I due attori hanno creato un legame diretto con il vissuto e l’impegno dei due magistrati uccisi dalla mafia. Lo spettacolo, nonostante si conosca l’esito delle loro vite, non guarda alla morte, non la commemora, anzi la schernisce. «È bello morire per le cose in cui si crede. Devi imparare ad amare quello che non ti piace se vuoi cambiarlo. Ci pensi mai alla morte? Io tutti i giorni. Mi consola che prima toccherà a te e poi a me», sono alcune delle riflessioni che Paolo Borsellino confida al suo amico e collega Giovanni Falcone.

Al contrario delle commemorazioni che preferiscono ricordare le vittime e non cosa facevano da vivi, qui si dà spazio al loro incessabile operato, al forte senso dello Stato e a quanto credevano nella giustizia.
«Perché le sentenze si rispettano, assolti e prosciolti. Quindi ricominciamo».
«Un’altra volta?», chiede Borsellino.
«Certo», risponde Falcone.

falcone e borsellino
Giovanni Santangelo interpreta il magistrato Paolo Borsellino

Con queste parole si conclude lo spettacolo che racconta di Falcone e Borsellino, rispondendo alla domanda legittima di molti: “Perché raccontare ancora una volta, dopo tanti film e spettacoli, questa storia?”. «Perché adesso tocca a noi proseguire il loro percorso senza interromperlo, con un vero e proprio passaggio di testimone. Sono un esempio di guida per tutti. Il loro è un messaggio universale», commenta Simone Luglio.

«A Quantico, in Virginia, i cadetti dell’Accademia dell’FBI giurano davanti al busto di Giovanni Falcone. In Algeria, delle donne sono venute in lacrime dietro le quinte dopo aver assistito allo spettacolo. Riconoscevano un modello di Stato che congiura contro i suoi stessi rappresentanti, come era accaduto nel loro paese negli anni ‘90, quando una generazione di artisti è stata completamente annientata». 
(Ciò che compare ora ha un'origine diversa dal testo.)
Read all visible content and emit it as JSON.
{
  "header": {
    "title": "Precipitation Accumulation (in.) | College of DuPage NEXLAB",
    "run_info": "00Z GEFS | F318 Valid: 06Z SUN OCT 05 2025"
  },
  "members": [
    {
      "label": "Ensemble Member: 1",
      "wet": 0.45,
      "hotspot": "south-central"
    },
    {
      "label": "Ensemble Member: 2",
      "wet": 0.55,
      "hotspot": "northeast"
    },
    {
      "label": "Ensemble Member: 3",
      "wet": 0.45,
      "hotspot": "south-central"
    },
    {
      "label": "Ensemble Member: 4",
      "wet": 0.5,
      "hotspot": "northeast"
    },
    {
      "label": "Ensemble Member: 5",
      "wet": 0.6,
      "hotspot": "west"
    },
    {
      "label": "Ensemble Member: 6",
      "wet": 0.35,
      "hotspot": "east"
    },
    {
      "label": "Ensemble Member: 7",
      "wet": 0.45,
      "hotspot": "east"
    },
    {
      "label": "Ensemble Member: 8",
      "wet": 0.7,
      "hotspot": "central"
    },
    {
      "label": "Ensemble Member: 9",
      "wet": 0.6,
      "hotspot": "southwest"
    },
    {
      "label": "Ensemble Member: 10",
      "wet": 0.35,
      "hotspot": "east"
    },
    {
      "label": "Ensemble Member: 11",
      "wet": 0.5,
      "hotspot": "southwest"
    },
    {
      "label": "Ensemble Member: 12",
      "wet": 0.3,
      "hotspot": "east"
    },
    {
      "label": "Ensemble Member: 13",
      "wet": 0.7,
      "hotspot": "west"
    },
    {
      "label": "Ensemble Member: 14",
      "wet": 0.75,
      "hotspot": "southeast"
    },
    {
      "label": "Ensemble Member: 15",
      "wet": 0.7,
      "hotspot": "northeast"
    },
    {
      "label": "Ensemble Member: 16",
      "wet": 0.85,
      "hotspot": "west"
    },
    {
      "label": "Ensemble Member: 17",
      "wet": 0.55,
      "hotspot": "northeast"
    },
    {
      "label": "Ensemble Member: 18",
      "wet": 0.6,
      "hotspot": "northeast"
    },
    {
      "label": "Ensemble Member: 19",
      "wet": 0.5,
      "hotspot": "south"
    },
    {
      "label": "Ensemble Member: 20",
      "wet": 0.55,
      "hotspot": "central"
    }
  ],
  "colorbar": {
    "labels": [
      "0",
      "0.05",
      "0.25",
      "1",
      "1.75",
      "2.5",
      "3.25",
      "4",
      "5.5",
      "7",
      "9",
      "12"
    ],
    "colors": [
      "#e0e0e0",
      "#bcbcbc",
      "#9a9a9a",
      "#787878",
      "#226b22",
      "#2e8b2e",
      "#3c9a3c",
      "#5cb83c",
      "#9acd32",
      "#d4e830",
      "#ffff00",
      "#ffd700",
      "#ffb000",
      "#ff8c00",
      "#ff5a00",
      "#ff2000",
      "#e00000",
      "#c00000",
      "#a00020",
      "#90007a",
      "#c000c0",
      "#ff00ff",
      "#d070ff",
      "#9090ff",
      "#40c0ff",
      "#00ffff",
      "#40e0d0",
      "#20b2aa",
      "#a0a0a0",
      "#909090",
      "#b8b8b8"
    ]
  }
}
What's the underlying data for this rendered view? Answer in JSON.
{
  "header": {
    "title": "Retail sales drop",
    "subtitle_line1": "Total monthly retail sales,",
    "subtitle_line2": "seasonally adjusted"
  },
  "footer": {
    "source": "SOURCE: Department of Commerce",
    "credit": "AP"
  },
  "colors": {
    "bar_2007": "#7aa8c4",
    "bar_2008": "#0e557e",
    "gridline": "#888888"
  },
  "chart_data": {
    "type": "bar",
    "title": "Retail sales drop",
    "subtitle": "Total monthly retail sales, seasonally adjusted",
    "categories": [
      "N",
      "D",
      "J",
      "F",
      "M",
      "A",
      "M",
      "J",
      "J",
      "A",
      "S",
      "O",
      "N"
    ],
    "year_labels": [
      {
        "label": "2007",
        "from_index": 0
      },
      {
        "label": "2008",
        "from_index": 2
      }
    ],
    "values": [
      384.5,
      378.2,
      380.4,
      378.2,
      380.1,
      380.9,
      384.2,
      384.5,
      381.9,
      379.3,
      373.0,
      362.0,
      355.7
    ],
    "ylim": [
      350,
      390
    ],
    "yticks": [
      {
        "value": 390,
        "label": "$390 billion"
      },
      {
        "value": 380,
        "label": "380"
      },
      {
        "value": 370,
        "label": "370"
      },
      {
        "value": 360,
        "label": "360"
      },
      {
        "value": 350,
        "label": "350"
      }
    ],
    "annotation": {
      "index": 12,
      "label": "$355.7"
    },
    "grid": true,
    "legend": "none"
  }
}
“L’Ultima estate” è un invito ad ascoltare, capire, ricordare e non dimenticare. È una chiamata alla coscienza che non ha limiti e confini geografici, che vale ieri come oggi, in Sicilia, in Algeria e in Virginia. Ovunque, per non essere semplici spettatori, impassibili e ignavi. Una storia senza tempo che ci insegna l’importanza di prendere posizione di fronte a certi crimini. Un messaggio universale che ha ancora tanto da dire e insegnare.